Ulster County is bringing its emergency radio communication systems into the 21st Century.
Blue Wing Consulting, based in Minnesota, made a detailed technical presentation to the county legislature at a special meeting held Tuesday night in Kingston. The company made a similar presentation earlier Tuesday in neighboring Sullivan County.
Blue Wing was hired two years ago, tasked with polling various departments and finding an affordable solution to coverage, cost, and interoperability problems.
“Most of the fire and EMS responders in the survey felt their system was in need of help,” explained Blue Wing principal Mark Hoffay. “If you can't get the page, you don't know you got a call,” he said.
The current antiquated system used by first responders is over 40 years old.
Due to high costs and other factors, counties tend to group services together into local consortiums, occasionally sharing frequencies and towers. At the same time, neighboring counties and municipalities must compete for channels, tower locations, and grant funding, the consultants told lawmakers.

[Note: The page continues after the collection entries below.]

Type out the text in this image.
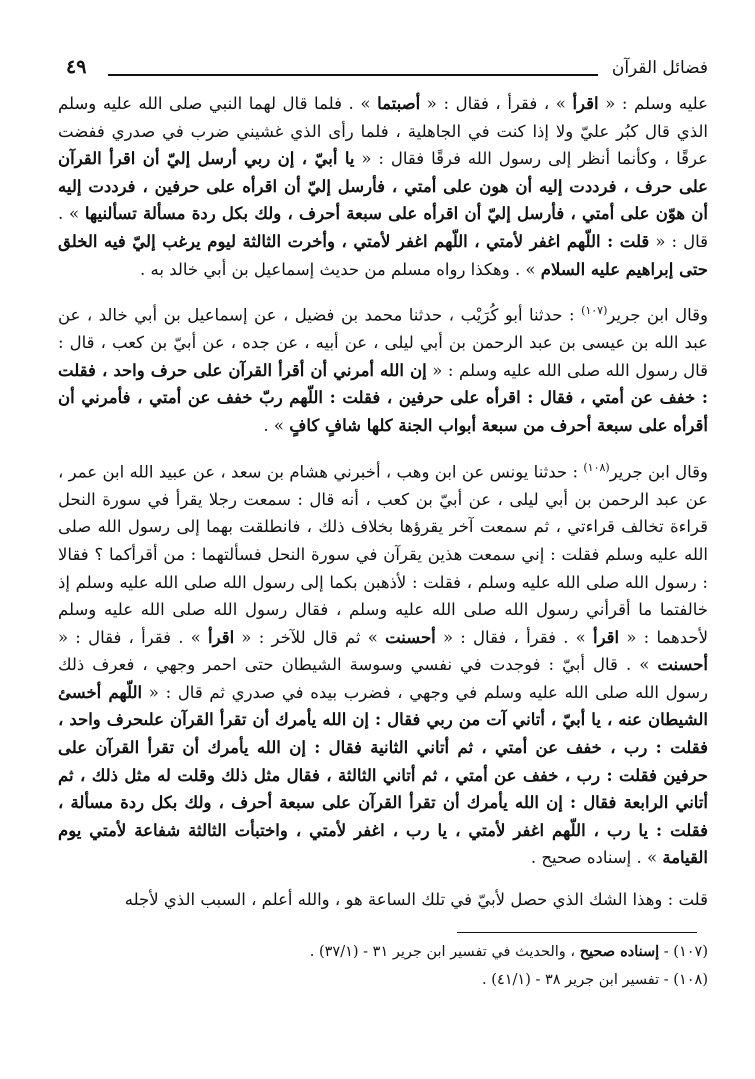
فضائل القرآن
٤٩

عليه وسلم : « اقرأ » ، فقرأ ، فقال : « أصبتما » . فلما قال لهما النبي صلى الله عليه وسلم الذي قال كبُر عليّ ولا إذا كنت في الجاهلية ، فلما رأى الذي غشيني ضرب في صدري ففضت عرقًا ، وكأنما أنظر إلى رسول الله فرقًا فقال : « يا أبيّ ، إن ربي أرسل إليّ أن اقرأ القرآن على حرف ، فرددت إليه أن هون على أمتي ، فأرسل إليّ أن اقرأه على حرفين ، فرددت إليه أن هوّن على أمتي ، فأرسل إليّ أن اقرأه على سبعة أحرف ، ولك بكل ردة مسألة تسألنيها » . قال : « قلت : اللّهم اغفر لأمتي ، اللّهم اغفر لأمتي ، وأخرت الثالثة ليوم يرغب إليّ فيه الخلق حتى إبراهيم عليه السلام » . وهكذا رواه مسلم من حديث إسماعيل بن أبي خالد به .

وقال ابن جرير$^{(١٠٧)}$ : حدثنا أبو كُرَيْب ، حدثنا محمد بن فضيل ، عن إسماعيل بن أبي خالد ، عن عبد الله بن عيسى بن عبد الرحمن بن أبي ليلى ، عن أبيه ، عن جده ، عن أبيّ بن كعب ، قال : قال رسول الله صلى الله عليه وسلم : « إن الله أمرني أن أقرأ القرآن على حرف واحد ، فقلت : خفف عن أمتي ، فقال : اقرأه على حرفين ، فقلت : اللّهم ربّ خفف عن أمتي ، فأمرني أن أقرأه على سبعة أحرف من سبعة أبواب الجنة كلها شافٍ كافٍ » .

وقال ابن جرير$^{(١٠٨)}$ : حدثنا يونس عن ابن وهب ، أخبرني هشام بن سعد ، عن عبيد الله ابن عمر ، عن عبد الرحمن بن أبي ليلى ، عن أبيّ بن كعب ، أنه قال : سمعت رجلا يقرأ في سورة النحل قراءة تخالف قراءتي ، ثم سمعت آخر يقرؤها بخلاف ذلك ، فانطلقت بهما إلى رسول الله صلى الله عليه وسلم فقلت : إني سمعت هذين يقرآن في سورة النحل فسألتهما : من أقرأكما ؟ فقالا : رسول الله صلى الله عليه وسلم ، فقلت : لأذهبن بكما إلى رسول الله صلى الله عليه وسلم إذ خالفتما ما أقرأني رسول الله صلى الله عليه وسلم ، فقال رسول الله صلى الله عليه وسلم لأحدهما : « اقرأ » . فقرأ ، فقال : « أحسنت » ثم قال للآخر : « اقرأ » . فقرأ ، فقال : « أحسنت » . قال أبيّ : فوجدت في نفسي وسوسة الشيطان حتى احمر وجهي ، فعرف ذلك رسول الله صلى الله عليه وسلم في وجهي ، فضرب بيده في صدري ثم قال : « اللّهم أخسئ الشيطان عنه ، يا أبيّ ، أتاني آت من ربي فقال : إن الله يأمرك أن تقرأ القرآن علىحرف واحد ، فقلت : رب ، خفف عن أمتي ، ثم أتاني الثانية فقال : إن الله يأمرك أن تقرأ القرآن على حرفين فقلت : رب ، خفف عن أمتي ، ثم أتاني الثالثة ، فقال مثل ذلك وقلت له مثل ذلك ، ثم أتاني الرابعة فقال : إن الله يأمرك أن تقرأ القرآن على سبعة أحرف ، ولك بكل ردة مسألة ، فقلت : يا رب ، اللّهم اغفر لأمتي ، يا رب ، اغفر لأمتي ، واختبأت الثالثة شفاعة لأمتي يوم القيامة » . إسناده صحيح .

قلت : وهذا الشك الذي حصل لأبيّ في تلك الساعة هو ، والله أعلم ، السبب الذي لأجله

(١٠٧) - إسناده صحيح ، والحديث في تفسير ابن جرير ٣١ - (٣٧/١) .

(١٠٨) - تفسير ابن جرير ٣٨ - (٤١/١) .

Blue Wing presenter Lee Palmer stated that his company provides the plan, but is not involved in bidding for the equipment contracts, thus avoiding conflicts of interest.
Interoperability – the ability for multiple agencies to use the same band simultaneously – is one of the key considerations explored by Blue Wing.
Another challenge is to provide a signal strong enough to be received by police, firefighters and EMS workers while operating inside buildings.
For Ulster County, existing UHF and VHF frequencies should remain along outlying western areas; with a newfangled 800 MHz solution deployed along the more populated Thruway and Route 28 corridors.
The consultants noted that emergency radio communication systems are a standalone platform distinct from cell phones, requiring their own separate FCC licenses. They are not used by the general public.
Cell phone surcharges, mandated to pay for emergency communications, are taxed by New York State. “They give back but a pittance to the individual counties,” said Arthur Snyder, the emergency management director for Ulster County.
According to Snyder, Ulster imposes 30 cents per month on each cell phone bill, and New York takes another $1.20.
Out of $200 million collected annually, Ulster receives only $100,000. Another $9 million is competed for by counties statewide.
“The rest of that money is going off into other parts of the state budget,” Snyder said. “It's attacked by legislatures as an unfair and inequitable distribution of a surcharge, for a service that's provided at the county level,” Snyder said.
Most counties pay for their entire radio upgrades out of pocket, the consultants said.
Blue Wing estimates a new system can be in operating by the end of 2014, if all agencies support the proposal, and if the legislature approves the plan.
A full replacement suggested by the consultants, while still on the drawing board, utilizes more modern frequencies, expanding coverage area from 20 percent to nearly 90 percent of the county's geography. Fourteen new transmission stations, thousands of portable radios, licenses, and various equipment platforms carry a price tag approaching $27.2 million.
Other counties throughout New York have spent similar amounts, the technicians noted, depending on their population, geographic size, and bandwidth needs.